Of course, the job in New York would be infinitely more appealing than any of the aforementioned positions. True, it’s not necessarily up for grabs, but I’m sure even in his old age, George has a good firing left in him should the situation call for it. And if the Yanks hit a slide that keeps them out of the playoffs after being this close at this point in the season, I just can’t see Torre here next year.

And where would George look first? Mattingly isn’t ready yet, at least I don’t think so. Mazzilli is an option, but from what I’ve read, he didn’t create the greatest reputation for himself in Baltimore and may be relegated to a lesser coaching role next year (hopefully third base for us so Sojo doesn’t make us suffer any longer).

It would only make sense for George to pursue the guy who said on multiple occasions that he’d never work for him again. Of course, we know these are hollow words, since he said those words following the ’87 season and was immediately hired as the General Manager for ’88.

What’s in it for Lou, you ask? He’s not exactly a young buck anymore, having proclaimed that he has forgotten more baseball that Curt Schilling knows (and I’m inclined to believe him). And in his managerial journeys, he still hasn’t hit the jackpot. Does he think he’s going to strike it rich in Detroit or Los Angeles? Yeah, maybe in five years with some impeccable GMing.

Aside: I shouldn’t say that about LA. I like what DePodesta has done with the team and I despise Jim Tracy, so I guess filling the managerial role with a guy like Lou could do them a world of good. Well, in addition to avoiding injuries and pitching up a few quality pitchers. So that’s a possible hole in the argument, but considering the way they’re playing this year, I don’t think a managerial move will immediately push them over the brim.

In New York, however, he’d inherit quite a few superstars, a formidable pitching staff, and a nearly unlimited budget. He’d be in the spotlight, and in all likelihood will be in contention year in and year out. What more could an aging manager ask for? Hell, Zim turned down managerial jobs just to be the bench coach in New York.

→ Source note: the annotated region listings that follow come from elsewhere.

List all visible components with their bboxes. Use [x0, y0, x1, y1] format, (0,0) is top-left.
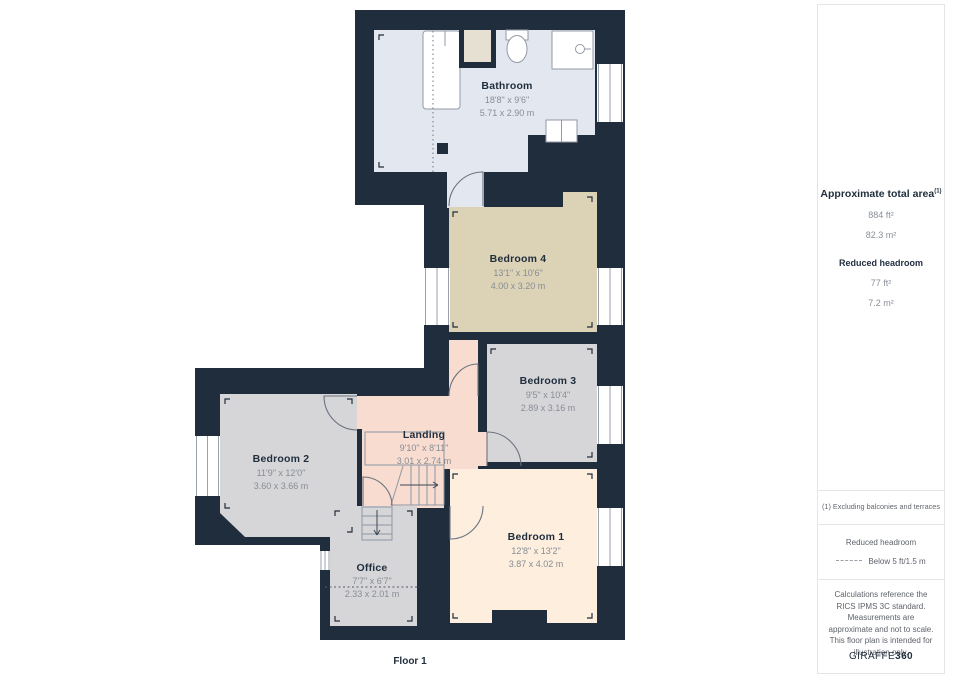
- info-sidebar: Approximate total area(1) 884 ft² 82.3 m…: [817, 4, 945, 674]
- landing-door-gap-bedroom2: [357, 396, 362, 429]
- window: [597, 268, 623, 325]
- reduced-headroom-title: Reduced headroom: [818, 258, 944, 268]
- total-area-label: Approximate total area: [820, 188, 934, 200]
- room-label-bedroom1: Bedroom 1 12'8" x 13'2" 3.87 x 4.02 m: [508, 531, 565, 569]
- window: [597, 386, 623, 444]
- window: [597, 64, 623, 122]
- room-dimensions-imperial: 11'9" x 12'0": [257, 468, 306, 478]
- window: [195, 436, 220, 496]
- floor-label: Floor 1: [380, 656, 440, 667]
- total-area-title: Approximate total area(1): [818, 188, 944, 200]
- room-dimensions-metric: 5.71 x 2.90 m: [480, 108, 535, 118]
- room-name: Bedroom 3: [520, 375, 577, 387]
- room-dimensions-imperial: 18'8" x 9'6": [485, 95, 529, 105]
- legend-row: Below 5 ft/1.5 m: [818, 557, 944, 566]
- room-dimensions-imperial: 9'10" x 8'11": [400, 443, 449, 453]
- area-summary: Approximate total area(1) 884 ft² 82.3 m…: [818, 188, 944, 308]
- room-name: Bedroom 1: [508, 531, 565, 543]
- reduced-headroom-ft: 77 ft²: [818, 278, 944, 288]
- room-dimensions-metric: 2.89 x 3.16 m: [521, 403, 576, 413]
- divider: [818, 524, 944, 525]
- room-name: Office: [357, 562, 388, 574]
- room-label-bedroom3: Bedroom 3 9'5" x 10'4" 2.89 x 3.16 m: [520, 375, 577, 413]
- room-dimensions-metric: 3.60 x 3.66 m: [254, 481, 309, 491]
- legend-value: Below 5 ft/1.5 m: [868, 557, 925, 566]
- area-footnote: (1) Excluding balconies and terraces: [818, 502, 944, 511]
- total-area-m: 82.3 m²: [818, 230, 944, 240]
- bathtub-icon: [423, 31, 460, 109]
- logo-text-giraffe: GIRAFFE: [849, 651, 895, 662]
- room-name: Bedroom 2: [253, 453, 310, 465]
- room-dimensions-metric: 2.33 x 2.01 m: [345, 589, 400, 599]
- window: [424, 268, 450, 325]
- room-dimensions-metric: 3.01 x 2.74 m: [397, 456, 452, 466]
- room-name: Landing: [403, 429, 445, 441]
- disclaimer-text: Calculations reference the RICS IPMS 3C …: [818, 589, 944, 659]
- dashed-line-icon: [836, 560, 862, 561]
- divider: [818, 579, 944, 580]
- landing-stub-floor: [449, 340, 478, 398]
- room-label-landing: Landing 9'10" x 8'11" 3.01 x 2.74 m: [397, 429, 452, 466]
- bathroom-corridor-floor: [447, 170, 484, 208]
- window: [320, 551, 330, 570]
- chimney-alcove-inner: [464, 30, 491, 62]
- logo-text-360: 360: [895, 651, 913, 662]
- room-name: Bedroom 4: [490, 253, 547, 265]
- room-dimensions-imperial: 7'7" x 6'7": [352, 576, 391, 586]
- legend-title: Reduced headroom: [818, 538, 944, 547]
- window: [597, 508, 623, 566]
- giraffe360-logo: GIRAFFE360: [818, 651, 944, 662]
- toilet-icon: [506, 30, 528, 63]
- shower-icon: [552, 31, 593, 69]
- sink-icon: [546, 120, 577, 142]
- floor-plan-svg: Bathroom 18'8" x 9'6" 5.71 x 2.90 m Bedr…: [0, 0, 810, 683]
- flue-square: [437, 143, 448, 154]
- room-dimensions-imperial: 13'1" x 10'6": [493, 268, 542, 278]
- room-label-bedroom4: Bedroom 4 13'1" x 10'6" 4.00 x 3.20 m: [490, 253, 547, 291]
- landing-door-gap-bedroom3: [478, 432, 487, 466]
- floor-plan-page: Bathroom 18'8" x 9'6" 5.71 x 2.90 m Bedr…: [0, 0, 965, 683]
- total-area-ft: 884 ft²: [818, 210, 944, 220]
- room-dimensions-metric: 4.00 x 3.20 m: [491, 281, 546, 291]
- room-dimensions-imperial: 9'5" x 10'4": [526, 390, 570, 400]
- total-area-superscript: (1): [934, 189, 941, 195]
- room-dimensions-imperial: 12'8" x 13'2": [511, 546, 560, 556]
- room-name: Bathroom: [481, 80, 532, 92]
- room-label-bedroom2: Bedroom 2 11'9" x 12'0" 3.60 x 3.66 m: [253, 453, 310, 491]
- room-label-bathroom: Bathroom 18'8" x 9'6" 5.71 x 2.90 m: [480, 80, 535, 118]
- room-dimensions-metric: 3.87 x 4.02 m: [509, 559, 564, 569]
- divider: [818, 490, 944, 491]
- reduced-headroom-m: 7.2 m²: [818, 298, 944, 308]
- stairs-down-icon: [362, 507, 392, 540]
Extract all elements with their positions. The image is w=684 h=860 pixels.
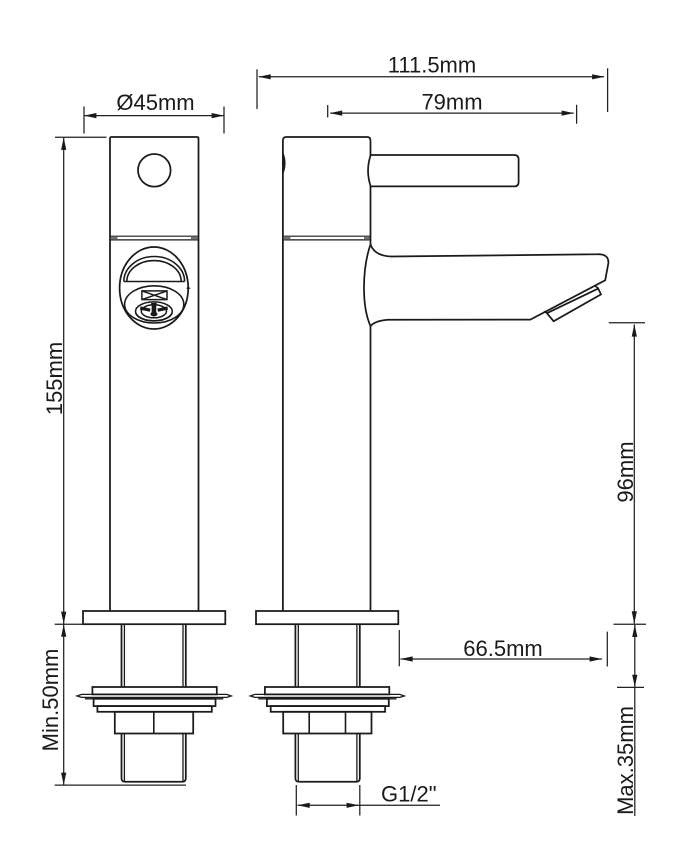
svg-text:79mm: 79mm [421, 90, 482, 115]
svg-text:Min.50mm: Min.50mm [38, 649, 63, 752]
svg-text:66.5mm: 66.5mm [463, 636, 542, 661]
svg-text:155mm: 155mm [42, 342, 67, 415]
svg-text:111.5mm: 111.5mm [388, 53, 476, 78]
svg-text:Ø45mm: Ø45mm [116, 90, 194, 115]
svg-text:G1/2": G1/2" [381, 782, 437, 807]
svg-text:Max.35mm: Max.35mm [613, 706, 638, 815]
svg-text:96mm: 96mm [613, 441, 638, 502]
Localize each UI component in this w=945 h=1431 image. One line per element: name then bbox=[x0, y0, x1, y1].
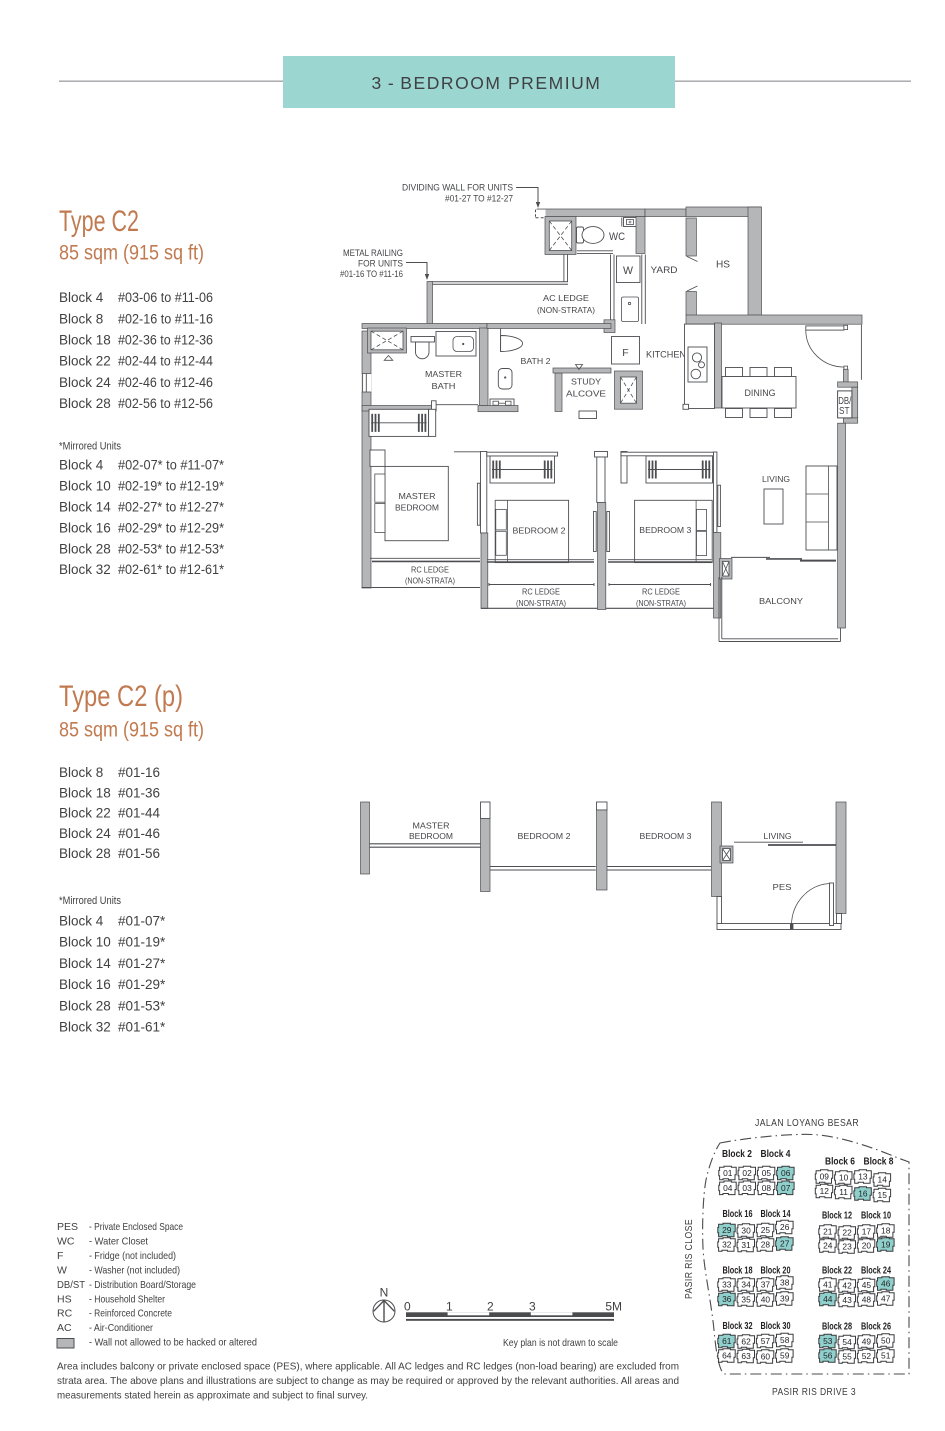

This has everything to do with the series. As much as Lou just doesn’t care about this Devil Rays team (or at least that’s how it seems), he’s going to care about beating the Yankees if for nothing else than the fact that it will put him in a better position to take the team over. If theYanks don’t make the playoffs, the Yanks have an opening. Lou can play the role of spoiler with the Rays and slide onto that bench next year if he keeps his team fired up.

Thankfully for Torre, he’s not going to take the D-Rays lying down. If Lou is motivated because of the possible opening in New York, Joe is motivated because he wants to avoid that vacancy. There’s no way he’s going to let the Yankees become complacent following this blowout like they did on April 19th. They only have a few more games they can lose this season, and wasting one of them on the last place team in the division is not exactly the safest route.

On a parting note, I’d like to detour to the subject of the batting order, which has varied more in the past week than it has all season. I guess Joe’s really feeling the pressure now, and shaking up the lineup to keep the team from getting stale. But, come playoff time, I’d like to see the following 1 through 9:

1. Jeter
2. Matsui
3. A-Rod
4. Giambi
5. Sheffield
6. Bernie
7. Sierra/whoever is DHing
8. Posada/Flaherty
9. Cano

Cano has been much better in the nine slot with the top of the order in back of him to help insure he sees strikes. Lawton will surely be stuck in there, especially with Sheff DHing for the time being, even though he hasn’t exactly been a success thus far.

Hopefully tonight will be another filled with happy text messages.